Republican Gov. Brian Kemp, facing heat for his part in approving the current rules and results so far, on Monday called on election officials to “conduct a sample audit of signatures on the absentee ballot envelopes and compare those to the signatures on applications and on file at the Secretary of State’s Office,” but state voting system manager Gabriel Sterling claimed the evidence of irregularities was not enough to warrant it.

As for that evidence, Just the News reports that Georgia rejected just 0.2% of mail-in ballots over such flaws in 2020, a rate more than 30 times lower than the rejection rate of 6.4% in 2016.  University of Florida political science Professor Daniel Smith says this is simply because the “cure rate” – contacting absentee voters to resolve discrepancies before their ballots have to be tossed – was “much higher.”

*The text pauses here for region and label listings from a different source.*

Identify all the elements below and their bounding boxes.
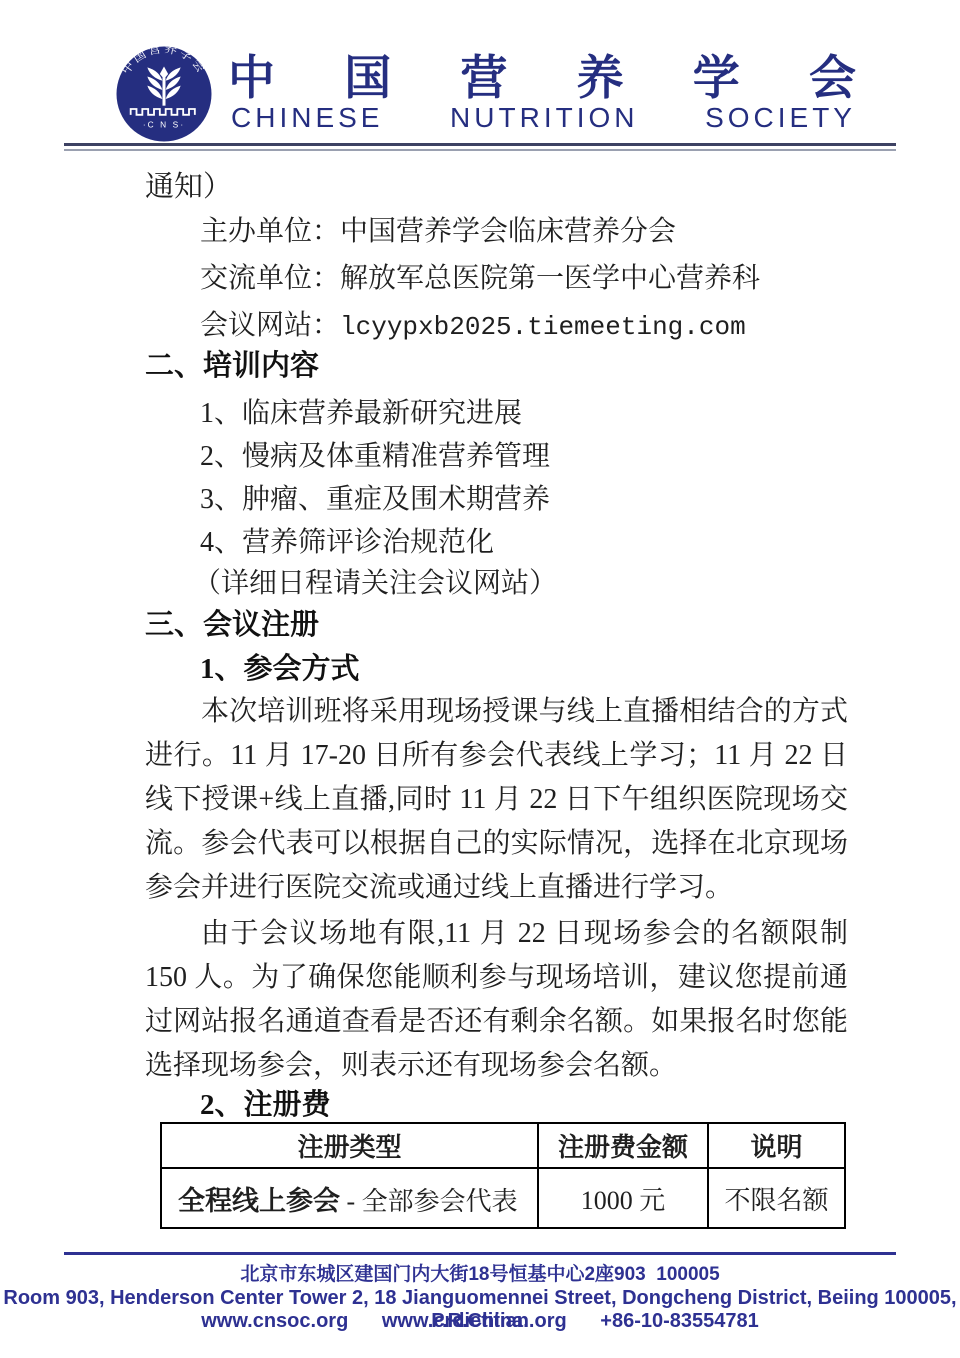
- info-label: 交流单位：: [200, 263, 340, 294]
- title-word: SOCIETY: [705, 104, 856, 132]
- notice-tail-line: 通知）: [145, 171, 232, 204]
- training-item: 3、肿瘤、重症及围术期营养: [200, 484, 550, 516]
- conference-website-url: lcyypxb2025.tiemeeting.com: [340, 312, 746, 342]
- title-char: 学: [693, 54, 740, 101]
- footer-contacts: www.cnsoc.org www.crdietitian.org +86-10…: [0, 1310, 960, 1333]
- section-heading-training-content: 二、培训内容: [145, 351, 319, 383]
- training-item: 1、临床营养最新研究进展: [200, 398, 522, 430]
- column-header-fee-amount: 注册费金额: [538, 1123, 708, 1168]
- subheading-registration-fee: 2、注册费: [200, 1090, 331, 1122]
- brand-title-cn: 中 国 营 养 学 会: [228, 54, 856, 101]
- footer-website-cnsoc: www.cnsoc.org: [201, 1310, 348, 1333]
- title-word: CHINESE: [231, 104, 383, 132]
- title-char: 会: [809, 54, 856, 101]
- fee-table: 注册类型 注册费金额 说明 全程线上参会 - 全部参会代表 1000 元 不限名…: [160, 1122, 846, 1229]
- cell-registration-type: 全程线上参会 - 全部参会代表: [161, 1168, 538, 1228]
- info-label: 主办单位：: [200, 216, 340, 247]
- registration-type-name: 全程线上参会: [178, 1186, 340, 1216]
- section-heading-registration: 三、会议注册: [145, 610, 319, 642]
- cell-note: 不限名额: [708, 1168, 845, 1228]
- title-char: 中: [228, 54, 275, 101]
- title-char: 国: [344, 54, 391, 101]
- info-line-website: 会议网站：lcyypxb2025.tiemeeting.com: [200, 310, 746, 343]
- info-line-organizer: 主办单位：中国营养学会临床营养分会: [200, 216, 676, 248]
- footer-address-cn: 北京市东城区建国门内大街18号恒基中心2座903 100005: [0, 1264, 960, 1286]
- title-char: 养: [577, 54, 624, 101]
- logo-acronym: ·C N S·: [143, 119, 185, 129]
- header-rule-thick: [64, 143, 896, 146]
- footer-rule: [64, 1252, 896, 1255]
- footer-phone: +86-10-83554781: [600, 1310, 758, 1333]
- column-header-note: 说明: [708, 1123, 845, 1168]
- document-page: 中国营养学会 ·C N S· 中 国 营 养 学 会 CHINESE NUTRI…: [0, 0, 960, 1358]
- info-line-exchange-unit: 交流单位：解放军总医院第一医学中心营养科: [200, 263, 760, 295]
- registration-type-detail: - 全部参会代表: [340, 1187, 518, 1216]
- cell-fee-amount: 1000 元: [538, 1168, 708, 1228]
- info-value: 中国营养学会临床营养分会: [340, 216, 676, 247]
- info-label: 会议网站：: [200, 310, 340, 341]
- cns-logo: 中国营养学会 ·C N S·: [114, 44, 214, 144]
- training-item: 2、慢病及体重精准营养管理: [200, 441, 550, 473]
- subheading-participation-method: 1、参会方式: [200, 654, 360, 686]
- title-word: NUTRITION: [450, 104, 638, 132]
- training-item: 4、营养筛评诊治规范化: [200, 527, 494, 559]
- header-rule-thin: [64, 149, 896, 151]
- fee-table-header-row: 注册类型 注册费金额 说明: [161, 1123, 845, 1168]
- brand-title-en: CHINESE NUTRITION SOCIETY: [231, 104, 856, 132]
- fee-table-row: 全程线上参会 - 全部参会代表 1000 元 不限名额: [161, 1168, 845, 1228]
- training-schedule-note: （详细日程请关注会议网站）: [193, 568, 557, 600]
- title-char: 营: [460, 54, 507, 101]
- footer-website-crdietitian: www.crdietitian.org: [382, 1310, 567, 1333]
- info-value: 解放军总医院第一医学中心营养科: [340, 263, 760, 294]
- participation-paragraph-2: 由于会议场地有限,11 月 22 日现场参会的名额限制 150 人。为了确保您能…: [145, 912, 848, 1088]
- participation-paragraph-1: 本次培训班将采用现场授课与线上直播相结合的方式进行。11 月 17-20 日所有…: [145, 690, 848, 910]
- column-header-registration-type: 注册类型: [161, 1123, 538, 1168]
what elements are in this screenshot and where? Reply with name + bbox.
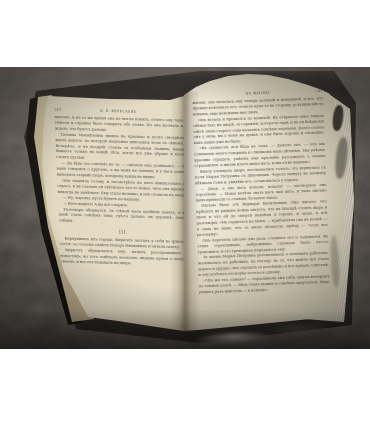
book-photo: 140 В. В. Вересаевъ шагомъ, и въ то же в…	[0, 67, 370, 349]
text-paragraph: Онъ всталъ и прошелся по комнатѣ. Въ отк…	[193, 113, 325, 146]
right-page-text: Къ жизни 141 жизни, она казалась ему теп…	[192, 89, 331, 325]
left-paragraph-block: шагомъ, и въ то же время она не могла по…	[54, 114, 187, 227]
text-paragraph: «Что же это, однако? — спрашивалъ онъ се…	[198, 274, 330, 296]
left-page-number: 140	[54, 108, 62, 112]
screenshot-root: 140 В. В. Вересаевъ шагомъ, и въ то же в…	[0, 0, 370, 423]
left-running-title: В. В. Вересаевъ	[62, 108, 175, 115]
text-paragraph: Разговоръ оборвался. За стѣной часы проб…	[58, 206, 187, 227]
section-heading: III.	[59, 228, 188, 237]
right-page-number: 141	[315, 89, 323, 93]
right-paragraph-block: жизни, она казалась ему теперь далекой и…	[192, 96, 330, 296]
gutter-shadow	[170, 91, 200, 334]
text-paragraph: Татьяна Михайловна вышла на крыльцо и до…	[55, 132, 185, 164]
text-paragraph: Письмо было отъ Варвары Васильевны. Она …	[196, 199, 328, 238]
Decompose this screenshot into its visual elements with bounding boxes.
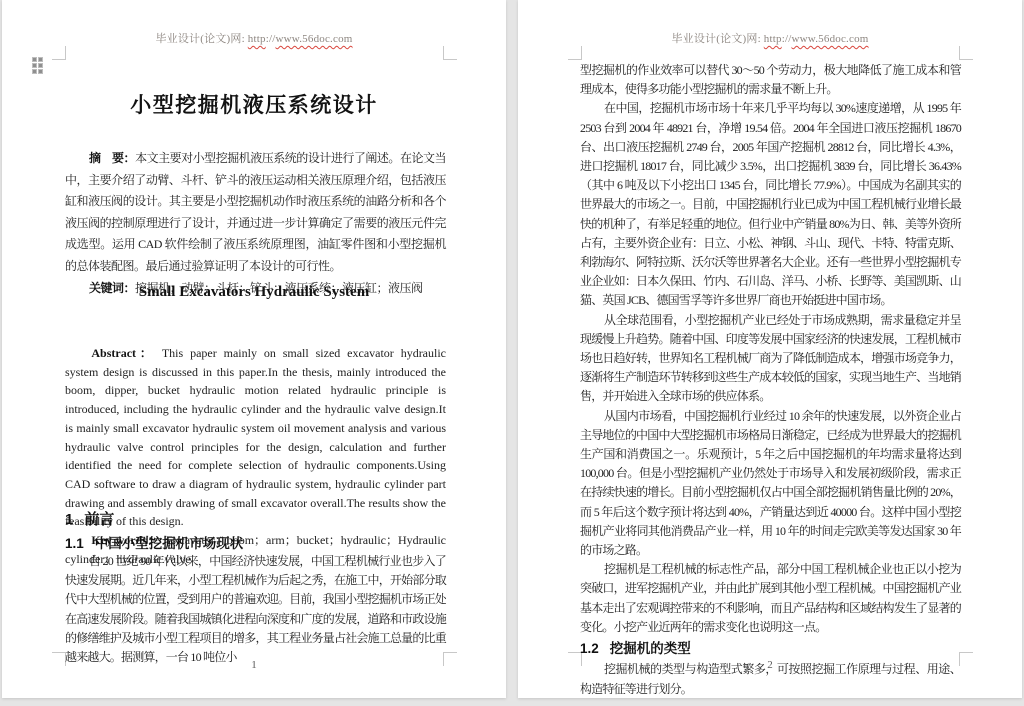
header-site-label: 毕业设计(论文)网: xyxy=(671,33,763,45)
section-1-1-number: 1.1 xyxy=(65,536,84,551)
header-url-separator: :// xyxy=(782,33,792,45)
paragraph-china-market: 在中国，挖掘机市场市场十年来几乎平均每以 30%速度递增，从 1995 年 25… xyxy=(580,99,961,310)
section-1-2-title: 挖掘机的类型 xyxy=(610,641,691,656)
page-2-body: 型挖掘机的作业效率可以替代 30～50 个劳动力，极大地降低了施工成本和管理成本… xyxy=(580,61,961,699)
en-abstract-label: Abstract： xyxy=(91,346,155,360)
page-1[interactable]: 毕业设计(论文)网: http://www.56doc.com 小型挖掘机液压系… xyxy=(2,0,506,698)
page-number-1: 1 xyxy=(2,659,506,671)
paragraph-domestic-market: 从国内市场看，中国挖掘机行业经过 10 余年的快速发展，以外资企业占主导地位的中… xyxy=(580,407,961,561)
page-number-2: 2 xyxy=(518,659,1022,671)
section-1-1-title: 中国小型挖掘机市场现状 xyxy=(95,536,244,551)
abstract-text: 本文主要对小型挖掘机液压系统的设计进行了阐述。在论文当中，主要介绍了动臂、斗杆、… xyxy=(65,151,446,273)
section-1-number: 1 xyxy=(65,511,73,528)
page-header: 毕业设计(论文)网: http://www.56doc.com xyxy=(518,30,1022,46)
english-title: Small Excavators Hydraulic System xyxy=(2,284,506,301)
header-url-host: www.56doc.com xyxy=(792,33,869,45)
en-abstract-text: This paper mainly on small sized excavat… xyxy=(65,346,446,528)
abstract-label: 摘 要： xyxy=(89,151,135,165)
header-url-separator: :// xyxy=(266,33,276,45)
section-heading-1-1: 1.1中国小型挖掘机市场现状 xyxy=(65,532,243,552)
document-view: 毕业设计(论文)网: http://www.56doc.com 小型挖掘机液压系… xyxy=(0,0,1024,706)
header-url-scheme: http xyxy=(248,33,266,45)
section-1-title: 前言 xyxy=(84,511,114,528)
margin-crop-mark-top-left-icon xyxy=(52,46,66,60)
page-2[interactable]: 毕业设计(论文)网: http://www.56doc.com 型挖掘机的作业效… xyxy=(518,0,1022,698)
chinese-abstract-block: 摘 要：本文主要对小型挖掘机液压系统的设计进行了阐述。在论文当中，主要介绍了动臂… xyxy=(65,148,446,299)
section-heading-1-2: 1.2挖掘机的类型 xyxy=(580,639,961,658)
en-abstract-paragraph: Abstract：This paper mainly on small size… xyxy=(65,344,446,531)
header-site-label: 毕业设计(论文)网: xyxy=(155,33,247,45)
paragraph-global-market: 从全球范围看，小型挖掘机产业已经处于市场成熟期，需求量稳定并呈现缓慢上升趋势。随… xyxy=(580,311,961,407)
margin-crop-mark-top-right-icon xyxy=(959,46,973,60)
section-heading-1: 1前言 xyxy=(65,508,114,529)
page-header: 毕业设计(论文)网: http://www.56doc.com xyxy=(2,30,506,46)
header-url-host: www.56doc.com xyxy=(276,33,353,45)
abstract-paragraph: 摘 要：本文主要对小型挖掘机液压系统的设计进行了阐述。在论文当中，主要介绍了动臂… xyxy=(65,148,446,278)
paragraph-market-status: 自 20 世纪 90 年代以来，中国经济快速发展，中国工程机械行业也步入了快速发… xyxy=(65,552,446,667)
document-title: 小型挖掘机液压系统设计 xyxy=(2,89,506,119)
margin-crop-mark-top-left-icon xyxy=(568,46,582,60)
paragraph-industry-flagship: 挖掘机是工程机械的标志性产品，部分中国工程机械企业也正以小挖为突破口，进军挖掘机… xyxy=(580,560,961,637)
paragraph-drag-handle-icon[interactable] xyxy=(33,58,42,73)
section-1-2-number: 1.2 xyxy=(580,641,599,656)
paragraph-continuation: 型挖掘机的作业效率可以替代 30～50 个劳动力，极大地降低了施工成本和管理成本… xyxy=(580,61,961,99)
header-url-scheme: http xyxy=(764,33,782,45)
margin-crop-mark-top-right-icon xyxy=(443,46,457,60)
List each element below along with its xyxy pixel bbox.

However, Breitbart’s Joel Pollak suggests the curing and rejections would still be higher if not for a consent decree the state settled with Democrats in March which, he argues, made meaningful signature matching dramatically less likely by not only requiring any election official who finds a potential mismatch to consult with two colleagues before acting (“With hundreds of thousands of absentee ballots to be counted, it is difficult to pull additional officials off their assignments to examine a signature”), then requiring all three to sign their own names to the rejected envelope (potentially subjecting themselves to retaliation for “voter suppression”).

Further, The Federalist’s John Daniel Davidson adds, “instead of having to match the signature on file with eNet, the absentee ballot signature only had to match the signature on the absentee ballot application. The key word in the settlement was ‘any.’ That is, an absentee ballot can only be rejected if it doesn’t match ‘any’ of the signatures on file—either in eNet or the signature on the absentee ballot application.”

This means that “if someone fraudulently filed an absentee ballot application, that same person could then sign the absentee ballot itself, and since the two signatures would match, the ballot would be accepted,” Davidson warns.

Most media outlets have called the presidential election for Biden, though Trump’s lawyers say they have identified more than double the number of questionable ballots necessary to prove Trump the legitimate winner. Trump would need to flip multiple states in addition to Georgia to secure a second term.